Need some advice: should i gain or not?

One struggle I had to deal with was other people's opinions and perceptions of me. My friends and family had always known me to be skinny. I was embarrassed to gain weight because I was concerned about what they would think or say about me. One thing that helped me out a lot was moving.

I did not move for the purpose of gaining weight, but I realized that moving gave me an opportunity to gain weight around people who did not remember me as always being skinny. As I gained weight, my new co-workers noticed the gain, but rarely said anything about it. Fast-forward some years, and my co-workers have gotten used to me being fat. Combine that with turnover, and we have a lot of new employees who have no memory of me being skinny. They only know me as a fat person.

I know this is not the same as your situation, but it might be something worth trying out.
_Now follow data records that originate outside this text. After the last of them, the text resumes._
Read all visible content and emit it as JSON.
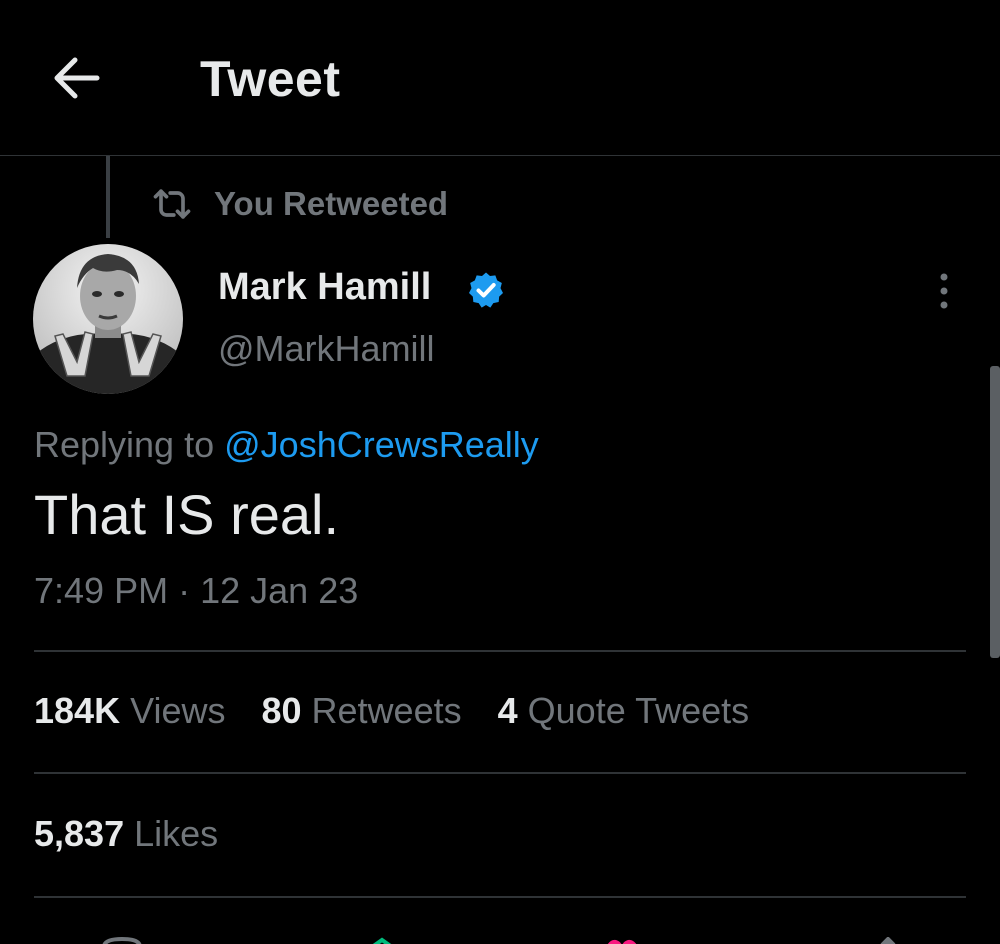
{
  "header": {
    "title": "Tweet",
    "back_icon": "arrow-left-icon"
  },
  "retweet": {
    "label": "You Retweeted",
    "icon": "retweet-icon"
  },
  "author": {
    "name": "Mark Hamill",
    "handle": "@MarkHamill",
    "verified": true,
    "verified_color": "#1d9bf0"
  },
  "tweet": {
    "replying_prefix": "Replying to",
    "replying_to": "@JoshCrewsReally",
    "text": "That IS real.",
    "time": "7:49 PM",
    "separator": "·",
    "date": "12 Jan 23"
  },
  "stats": {
    "views_count": "184K",
    "views_label": "Views",
    "retweets_count": "80",
    "retweets_label": "Retweets",
    "quotes_count": "4",
    "quotes_label": "Quote Tweets",
    "likes_count": "5,837",
    "likes_label": "Likes"
  },
  "colors": {
    "background": "#000000",
    "text_primary": "#e7e9ea",
    "text_secondary": "#71767b",
    "link": "#1d9bf0",
    "divider": "#2f3336"
  }
}
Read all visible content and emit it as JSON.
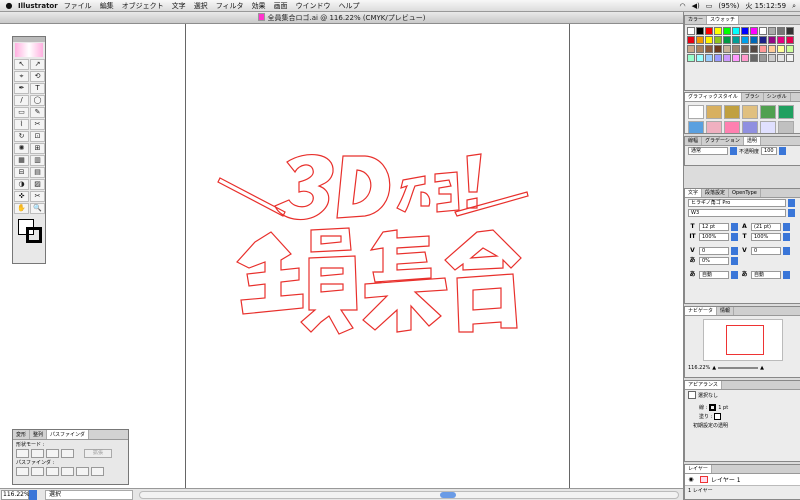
{
  "menubar": {
    "app_name": "Illustrator",
    "items": [
      "ファイル",
      "編集",
      "オブジェクト",
      "文字",
      "選択",
      "フィルタ",
      "効果",
      "画面",
      "ウインドウ",
      "ヘルプ"
    ],
    "battery": "(95%)",
    "clock": "火 15:12:59"
  },
  "document": {
    "title": "全員集合ロゴ.ai @ 116.22% (CMYK/プレビュー)",
    "artwork_color": "#e8302c"
  },
  "statusbar": {
    "zoom": "116.22%",
    "status": "選択"
  },
  "tools": {
    "items": [
      "↖",
      "↗",
      "⌖",
      "⟲",
      "✒",
      "T",
      "/",
      "◯",
      "▭",
      "✎",
      "⌇",
      "✂",
      "↻",
      "⊡",
      "✺",
      "⊞",
      "▦",
      "▥",
      "⊟",
      "▤",
      "◑",
      "▨",
      "✜",
      "✂",
      "✋",
      "🔍"
    ]
  },
  "pathfinder": {
    "tabs": [
      "変形",
      "整列",
      "パスファインダ"
    ],
    "shape_mode_label": "形状モード :",
    "expand_label": "拡張",
    "pathfinder_label": "パスファインダ :"
  },
  "panels": {
    "color_tabs": [
      "カラー",
      "スウォッチ"
    ],
    "graphic_tabs": [
      "グラフィックスタイル",
      "ブラシ",
      "シンボル"
    ],
    "stroke_tabs": [
      "線幅",
      "グラデーション",
      "透明"
    ],
    "blend_mode": "通常",
    "opacity_label": "不透明度",
    "opacity_value": "100",
    "char_tabs": [
      "文字",
      "段落設定",
      "OpenType"
    ],
    "font_family": "ヒラギノ角ゴ Pro",
    "font_weight": "W3",
    "font_size": "12 pt",
    "leading": "(21 pt)",
    "vert_scale": "100%",
    "horiz_scale": "100%",
    "kerning": "0",
    "tracking": "0",
    "tsume": "0%",
    "auto1": "自動",
    "auto2": "自動",
    "nav_tabs": [
      "ナビゲータ",
      "情報"
    ],
    "nav_zoom": "116.22%",
    "appearance_tab": "アピアランス",
    "appearance_none": "選択なし",
    "stroke_label": "線 :",
    "stroke_value": "1 pt",
    "fill_label": "塗り :",
    "default_transparency": "初期設定の透明",
    "layers_tab": "レイヤー",
    "layer_name": "レイヤー 1",
    "layer_count": "1 レイヤー"
  }
}
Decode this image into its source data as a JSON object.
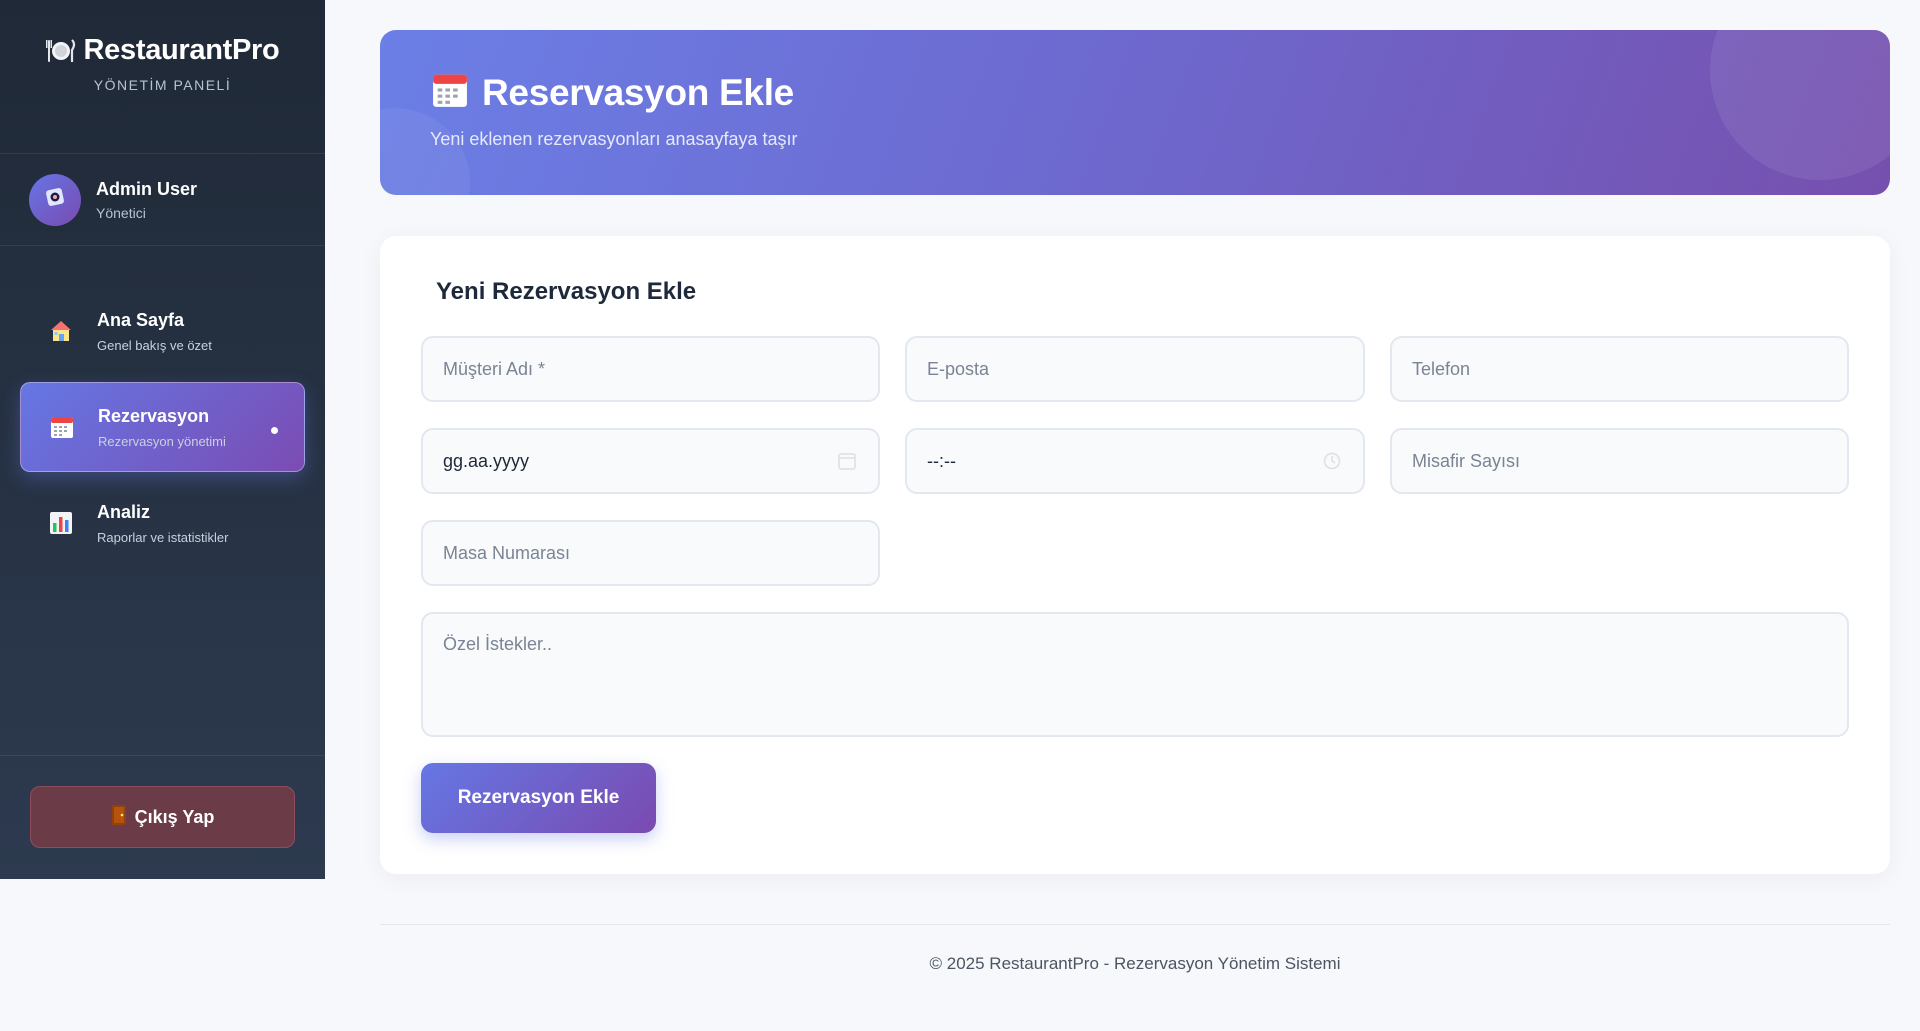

I wish you the best, and hope you are able to find a satisfying solution to this problem.
2 years

Need some advice: should i gain or not?

Noname078:So basically I don’t know what I want or expect from you. I guess if there are people out there who feel the same/went through the same pls share your experience.
Also does anyone have experience in talking about this to a therapist? I sometimes wonder if it would help me sort this all out.


I have no direct experience but I think a therapist can help, if only to help you work these issues out. I'm not sure all therapists would be able to help with this particular problem, though, so be ready to drop them if they can't!

But I do have a question: If you were marooned all by yourself on a desert island (that somehow had terrific food) would you have less hesitation about gaining?